“Precisamos de pontes, não de muros”, disse o papa Francisco há poucos dias.
O Muro de Berlim caiu há 25 anos. Era um muro que dividia uma cidade, dividia uma população, dividia um país.
Mas, os muros caíram de fato nas últimas décadas? Ou, quais muros mais precisam cair urgentemente?Acabamos de sair de uma eleição no Brasil, onde, além dos debates e divergências políticas normais e necessárias, muros foram erguidos. Brasileiros disseram que iriam sair do país dependendo do resultado da eleição. Houve quem pregasse a divisão do país: que se separassem pobres e nordestinos do Sul e Sudeste por causa do seu voto majoritário a favor de uma candidata, que aqueles ficassem nos seus guetos e na sua "má consciência". Afinal, pobres e nordestinos são desinformados, não sabem votar, como falou um ex-presidente da República.
Muros de preconceito, discriminação, falta de diálogo, racismo, homofobia, violência têm sido erguidos à farta em muitos ambientes e no conjunto da sociedade.
Muros cercam cada vez mais casas, jardins, mansões e condomínios, onde ninguém consegue entrar. São ilhas sem acesso, a não ser para seus privilegiados moradores ou os trabalhadores a seu serviço.
Palestinos estão cercados de muros. Mexicanos estão cercados de muros.
O papa Francisco, em recente reunião com movimentos sociais em Roma, disse (aliás, sem nenhuma repercussão na mídia, como denuncia o jornalista Ayrton Centeno em Francisco, a mídia e o silêncio): “É preciso pensar e agir em termos de comunidade, de prioridade de vida de todos sobre a apropriação dos bens por parte de alguns”.
No Brasil, muitos muros têm sido felizmente derrubados nos últimos tempos. O muro da extrema pobreza, por exemplo. O muro da falta de acesso a direitos humanos básicos como a educação e o alimento. Está diminuindo o muro da desigualdade. Os muros da exclusão social histórica são cada vez menores.
É urgente construir pontes hoje, além de derrubar os muros. Os alemães do Leste queixam-se hoje que seu padrão e qualidade de vida são muito inferiores aos dos alemães do Oeste. Ou seja, caiu um muro, mas a solidariedade que se esperava não aconteceu.
Estamos num tempo, no Brasil e no mundo, em que a ganância, o acúmulo de bens erguem mais muros que constroem pontes. A vida do jovem, da mulher, da criança, dos mais fracos, que devia ser luz e horizonte sem muros, é muitas vezes jogada e soterrada na beira do muro da intolerância, do desrespeito, da indiferença, do individualismo.

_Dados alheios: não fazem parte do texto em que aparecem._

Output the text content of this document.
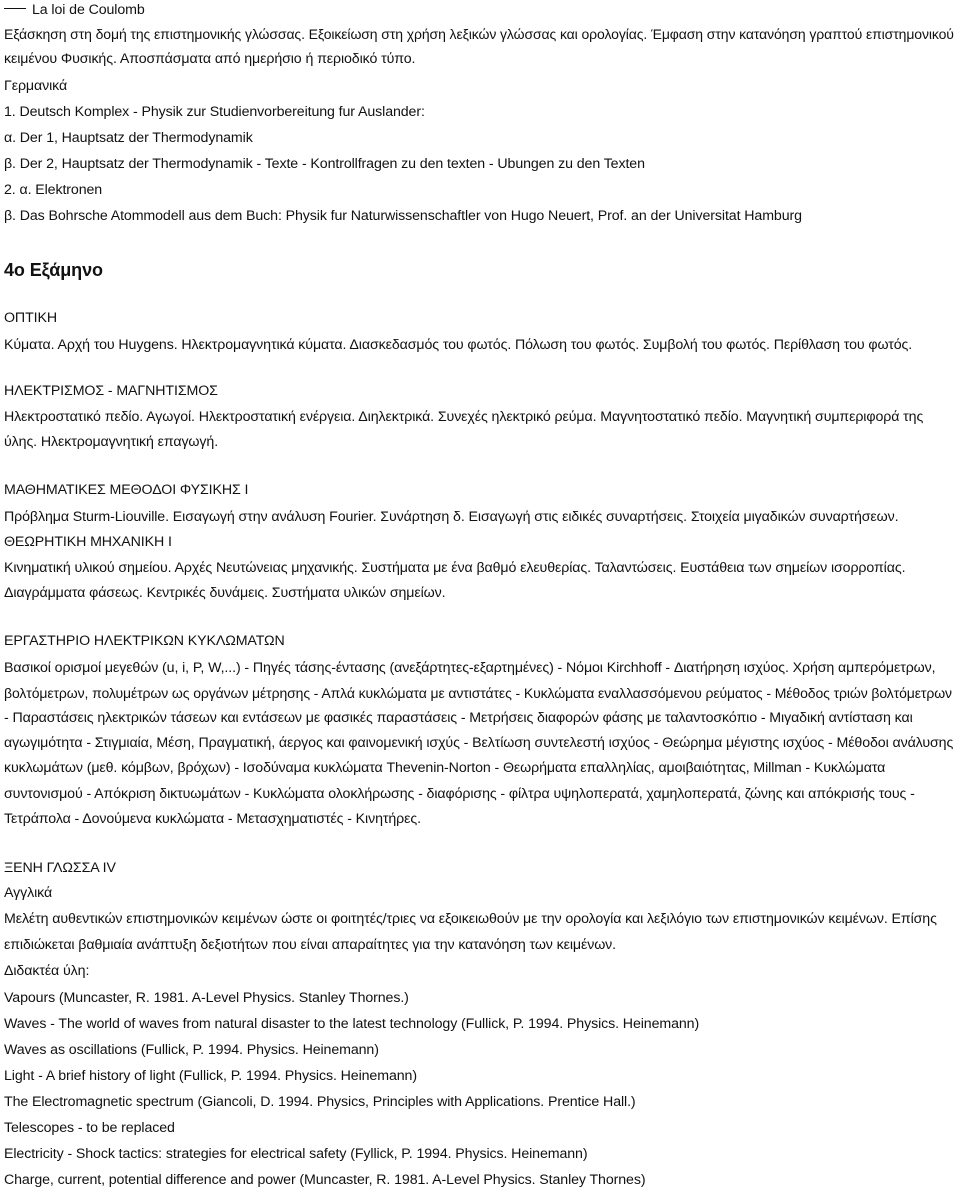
La loi de Coulomb
Εξάσκηση στη δομή της επιστημονικής γλώσσας. Εξοικείωση στη χρήση λεξικών γλώσσας και ορολογίας. Έμφαση στην κατανόηση γραπτού επιστημονικού
κειμένου Φυσικής. Αποσπάσματα από ημερήσιο ή περιοδικό τύπο.
Γερμανικά
1. Deutsch Komplex - Physik zur Studienvorbereitung fur Auslander:
α. Der 1, Hauptsatz der Thermodynamik
β. Der 2, Hauptsatz der Thermodynamik - Texte - Kontrollfragen zu den texten - Ubungen zu den Texten
2. α. Elektronen
β. Das Bohrsche Atommodell aus dem Buch: Physik fur Naturwissenschaftler von Hugo Neuert, Prof. an der Universitat Hamburg
4ο Εξάμηνο
ΟΠΤΙΚΗ
Κύματα. Αρχή του Huygens. Ηλεκτρομαγνητικά κύματα. Διασκεδασμός του φωτός. Πόλωση του φωτός. Συμβολή του φωτός. Περίθλαση του φωτός.
ΗΛΕΚΤΡΙΣΜΟΣ - ΜΑΓΝΗΤΙΣΜΟΣ
Ηλεκτροστατικό πεδίο. Αγωγοί. Ηλεκτροστατική ενέργεια. Διηλεκτρικά. Συνεχές ηλεκτρικό ρεύμα. Μαγνητοστατικό πεδίο. Μαγνητική συμπεριφορά της
ύλης. Ηλεκτρομαγνητική επαγωγή.
ΜΑΘΗΜΑΤΙΚΕΣ ΜΕΘΟΔΟΙ ΦΥΣΙΚΗΣ Ι
Πρόβλημα Sturm-Liouville. Εισαγωγή στην ανάλυση Fourier. Συνάρτηση δ. Εισαγωγή στις ειδικές συναρτήσεις. Στοιχεία μιγαδικών συναρτήσεων.
ΘΕΩΡΗΤΙΚΗ ΜΗΧΑΝΙΚΗ Ι
Κινηματική υλικού σημείου. Αρχές Νευτώνειας μηχανικής. Συστήματα με ένα βαθμό ελευθερίας. Ταλαντώσεις. Ευστάθεια των σημείων ισορροπίας.
Διαγράμματα φάσεως. Κεντρικές δυνάμεις. Συστήματα υλικών σημείων.
ΕΡΓΑΣΤΗΡΙΟ ΗΛΕΚΤΡΙΚΩΝ ΚΥΚΛΩΜΑΤΩΝ
Βασικοί ορισμοί μεγεθών (u, i, P, W,...) - Πηγές τάσης-έντασης (ανεξάρτητες-εξαρτημένες) - Νόμοι Kirchhoff - Διατήρηση ισχύος. Χρήση αμπερόμετρων,
βολτόμετρων, πολυμέτρων ως οργάνων μέτρησης - Απλά κυκλώματα με αντιστάτες - Κυκλώματα εναλλασσόμενου ρεύματος - Μέθοδος τριών βολτόμετρων
- Παραστάσεις ηλεκτρικών τάσεων και εντάσεων με φασικές παραστάσεις - Μετρήσεις διαφορών φάσης με ταλαντοσκόπιο - Μιγαδική αντίσταση και
αγωγιμότητα - Στιγμιαία, Μέση, Πραγματική, άεργος και φαινομενική ισχύς - Βελτίωση συντελεστή ισχύος - Θεώρημα μέγιστης ισχύος - Μέθοδοι ανάλυσης
κυκλωμάτων (μεθ. κόμβων, βρόχων) - Ισοδύναμα κυκλώματα Thevenin-Norton - Θεωρήματα επαλληλίας, αμοιβαιότητας, Millman - Κυκλώματα
συντονισμού - Απόκριση δικτυωμάτων - Κυκλώματα ολοκλήρωσης - διαφόρισης - φίλτρα υψηλοπερατά, χαμηλοπερατά, ζώνης και απόκρισής τους -
Τετράπολα - Δονούμενα κυκλώματα - Μετασχηματιστές - Κινητήρες.
ΞΕΝΗ ΓΛΩΣΣΑ IV
Αγγλικά
Μελέτη αυθεντικών επιστημονικών κειμένων ώστε οι φοιτητές/τριες να εξοικειωθούν με την ορολογία και λεξιλόγιο των επιστημονικών κειμένων. Επίσης
επιδιώκεται βαθμιαία ανάπτυξη δεξιοτήτων που είναι απαραίτητες για την κατανόηση των κειμένων.
Διδακτέα ύλη:
Vapours (Muncaster, R. 1981. A-Level Physics. Stanley Thornes.)
Waves - The world of waves from natural disaster to the latest technology (Fullick, P. 1994. Physics. Heinemann)
Waves as oscillations (Fullick, P. 1994. Physics. Heinemann)
Light - A brief history of light (Fullick, P. 1994. Physics. Heinemann)
The Electromagnetic spectrum (Giancoli, D. 1994. Physics, Principles with Applications. Prentice Hall.)
Telescopes - to be replaced
Electricity - Shock tactics: strategies for electrical safety (Fyllick, P. 1994. Physics. Heinemann)
Charge, current, potential difference and power (Muncaster, R. 1981. A-Level Physics. Stanley Thornes)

A democracia derruba muros. A participação social permite que as pessoas se encontrem, olhem nos olhos umas das outras, reconheçam os direitos dos outros assim como lutam pelos seus próprios. A vida em comunidade dá espaço para que a felicidade possa brotar. Os gestos de solidariedade aproximam as mãos, as casas, os bairros, as vidas. Fazer e construir de forma coletiva deixa frutos repartidos por todas e todos, de forma justa e igual.
Muros separam. Pontes unem. Muros discriminam. Pontes tornam iguais. Muros são barreiras. Pontes são passeios. Muros afastam. Pontes atraem. Muros não deixam ver o outro lado. Pontes apontam o horizonte. Muros são pedras duras. Pontes, mesmo que pinguelas, são leves aos passos. Muros entristecem o viver. Pontes são alegres passagens. Muros machucam a cabeça arremessada contra eles. Pontes visualizam a água que escorre abaixo e o banho refrescante. Muros impedem o carinho. Pontes são bosques de convívio. Muros abafam o grito. Pontes estimulam a palavra. Muros são castelos fechados. Pontes são portas abertas. Muros são morte. Pontes são vida.
O papa Francisco está construindo pontes, como Francisco de Assis. Ilumina-se um tempo, abrem-se mentes e corações para deixar o sol entrar, a paisagem ao longe ser vista em todo seu esplendor, o abraço ser dado, a voz ser ouvida, o sonho de novo ser livre.
* Selvino Heck é assessor especial da Secretaria Geral da Presidência da República.